I am probably on the wrong site to find heart-healthy recipes for my husband!!! But these looked awesome. Could I use just straight olive oil rather than olive oil butter for these and get the same results?
Yes, I often do.
Can you leave the skins on and just scrub them first? I didn't see the answer to this.
No. The crispy exterior requires them to be peeled and par boiled.
I made these this evening, and they were fantastic. They did not look the picture, but did not expect them too. LOL. The only change I did, is I added a tablespoon of baking soda to the water as alkaline water helps break down the surface of the potato for an amazing crust. Thank you for this recipe, my boys LOVED it.
DELISH. i used half butter and half oil. They were very crispy on the outside, and very tasty.
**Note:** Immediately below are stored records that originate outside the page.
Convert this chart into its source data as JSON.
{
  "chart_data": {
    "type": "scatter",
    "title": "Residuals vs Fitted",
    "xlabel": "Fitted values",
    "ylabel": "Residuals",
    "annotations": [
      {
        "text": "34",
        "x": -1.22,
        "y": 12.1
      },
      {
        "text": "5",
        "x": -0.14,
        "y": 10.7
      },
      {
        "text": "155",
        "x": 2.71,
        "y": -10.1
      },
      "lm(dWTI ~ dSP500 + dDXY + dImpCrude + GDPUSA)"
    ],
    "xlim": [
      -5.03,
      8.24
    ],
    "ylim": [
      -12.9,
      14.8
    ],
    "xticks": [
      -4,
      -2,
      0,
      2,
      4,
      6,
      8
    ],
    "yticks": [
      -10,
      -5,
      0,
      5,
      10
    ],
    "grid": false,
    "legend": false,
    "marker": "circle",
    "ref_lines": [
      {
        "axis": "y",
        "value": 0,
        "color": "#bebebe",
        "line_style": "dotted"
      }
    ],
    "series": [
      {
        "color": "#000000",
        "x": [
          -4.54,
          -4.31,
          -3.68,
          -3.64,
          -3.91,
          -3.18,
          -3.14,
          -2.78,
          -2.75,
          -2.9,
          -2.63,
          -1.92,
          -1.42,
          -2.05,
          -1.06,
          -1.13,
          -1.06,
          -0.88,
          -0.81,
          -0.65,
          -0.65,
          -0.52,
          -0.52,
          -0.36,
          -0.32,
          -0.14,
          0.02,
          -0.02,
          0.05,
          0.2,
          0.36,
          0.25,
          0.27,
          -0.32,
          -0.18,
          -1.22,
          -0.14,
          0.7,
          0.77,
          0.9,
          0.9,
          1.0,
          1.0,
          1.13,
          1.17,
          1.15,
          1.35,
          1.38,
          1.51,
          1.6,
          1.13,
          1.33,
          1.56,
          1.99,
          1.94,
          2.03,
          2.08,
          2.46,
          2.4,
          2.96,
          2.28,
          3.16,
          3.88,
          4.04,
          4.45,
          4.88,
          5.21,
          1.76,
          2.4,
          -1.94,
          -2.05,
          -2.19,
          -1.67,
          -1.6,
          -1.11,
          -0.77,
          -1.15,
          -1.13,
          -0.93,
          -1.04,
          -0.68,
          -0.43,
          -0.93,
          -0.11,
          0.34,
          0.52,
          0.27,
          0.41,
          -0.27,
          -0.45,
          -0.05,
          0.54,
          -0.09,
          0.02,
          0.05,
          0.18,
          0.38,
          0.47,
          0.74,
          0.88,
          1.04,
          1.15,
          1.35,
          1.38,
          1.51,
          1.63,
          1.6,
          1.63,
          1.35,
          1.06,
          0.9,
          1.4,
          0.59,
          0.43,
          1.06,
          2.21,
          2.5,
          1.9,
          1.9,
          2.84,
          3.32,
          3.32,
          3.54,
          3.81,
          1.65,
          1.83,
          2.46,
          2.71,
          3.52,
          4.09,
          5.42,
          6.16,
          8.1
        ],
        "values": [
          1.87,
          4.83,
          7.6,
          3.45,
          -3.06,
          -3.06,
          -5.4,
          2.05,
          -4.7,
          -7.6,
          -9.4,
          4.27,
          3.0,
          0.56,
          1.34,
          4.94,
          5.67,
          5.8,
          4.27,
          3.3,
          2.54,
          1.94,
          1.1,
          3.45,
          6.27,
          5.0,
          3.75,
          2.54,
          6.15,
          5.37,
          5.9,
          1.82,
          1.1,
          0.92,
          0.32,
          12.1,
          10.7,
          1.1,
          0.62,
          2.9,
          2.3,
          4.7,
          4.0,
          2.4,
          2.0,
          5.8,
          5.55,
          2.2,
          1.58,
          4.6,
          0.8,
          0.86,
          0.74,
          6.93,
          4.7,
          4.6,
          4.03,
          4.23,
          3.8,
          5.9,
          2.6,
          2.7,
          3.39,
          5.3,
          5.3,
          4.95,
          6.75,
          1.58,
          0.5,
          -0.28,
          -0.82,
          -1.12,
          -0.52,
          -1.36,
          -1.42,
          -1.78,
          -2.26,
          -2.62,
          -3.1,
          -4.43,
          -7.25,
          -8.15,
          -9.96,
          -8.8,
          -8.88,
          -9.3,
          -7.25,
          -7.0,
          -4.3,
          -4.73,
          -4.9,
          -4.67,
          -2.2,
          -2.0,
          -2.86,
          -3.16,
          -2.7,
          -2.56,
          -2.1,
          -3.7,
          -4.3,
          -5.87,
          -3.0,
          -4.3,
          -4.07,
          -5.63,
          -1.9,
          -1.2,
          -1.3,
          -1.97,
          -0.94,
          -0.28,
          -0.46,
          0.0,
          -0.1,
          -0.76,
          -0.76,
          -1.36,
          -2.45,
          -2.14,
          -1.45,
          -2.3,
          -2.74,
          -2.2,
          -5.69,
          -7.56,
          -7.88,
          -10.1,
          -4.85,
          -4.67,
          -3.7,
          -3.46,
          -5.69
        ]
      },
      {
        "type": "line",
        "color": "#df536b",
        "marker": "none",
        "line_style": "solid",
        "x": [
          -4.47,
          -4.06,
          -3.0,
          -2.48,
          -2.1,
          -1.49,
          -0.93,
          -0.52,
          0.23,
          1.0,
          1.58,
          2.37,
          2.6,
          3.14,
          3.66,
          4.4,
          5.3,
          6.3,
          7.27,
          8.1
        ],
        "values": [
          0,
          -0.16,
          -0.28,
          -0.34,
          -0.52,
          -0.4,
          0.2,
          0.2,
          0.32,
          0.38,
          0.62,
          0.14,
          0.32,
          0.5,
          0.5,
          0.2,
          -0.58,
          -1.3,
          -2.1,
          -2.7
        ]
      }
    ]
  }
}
Would work will for a company dinner, with out that awkward potato skin in the way. I would roast more garlic - every potato deserves a garlic clove.
I just wanted to say that these are hands down the best potato I have ever made! I melted some duck fat and tossed them in it. Then into the oven. My husband has even requested them along with our prime rib for Xmas dinner!
There's no going back now! We have them with practically every roast dinner now.
I made them with russets and followed the recipe exactly. Best roast potatoes I’ve ever had!
Do you peel the garlic?
no
I ‘m always looking for new ways to fix potatoes and I think I would like this one but from the picture the potatoes look like they have bread crumbs on them. What makes the potatoes to give that look.
No crumbs. The starches on the surface loosen and become crispy when baked.
Omg thank you soooooo much for this recipe and all your recipes 🙂 !!! My mother in law came to visit us in California from Ohio to see our 2 year old son , ( she comes once to twice a year ) still its definitely a special occasion exspelley that second night after she is rested and we always do a nice dinner , she wanted grilled steaks and I was going to do the original baked potato with it when I remembered seeing your English roasted potatoes while browsing through some recipes and omg were they a hit !! Absolutely delicious, and the garlic like transformed:) !! You are right , I dont know if I'll ever make a boring baked potato again lol
Yes! I was amazed at how easy it is to prepare a potato this interesting and delicious. Thank you for sharing this excellent recipe. I served them for New Year’s Eve with a beef tenderloin roast, green beans almondine and a simple salad. Marvelous potatoes!
My mother in Oz insisted on putting lots of salt in the boiling water. But then, she was a real salt fan, dabbing her forkful into a pile of salt. Dad would always put salt on all his food before tasting. Us 4 kids were put off salt for life!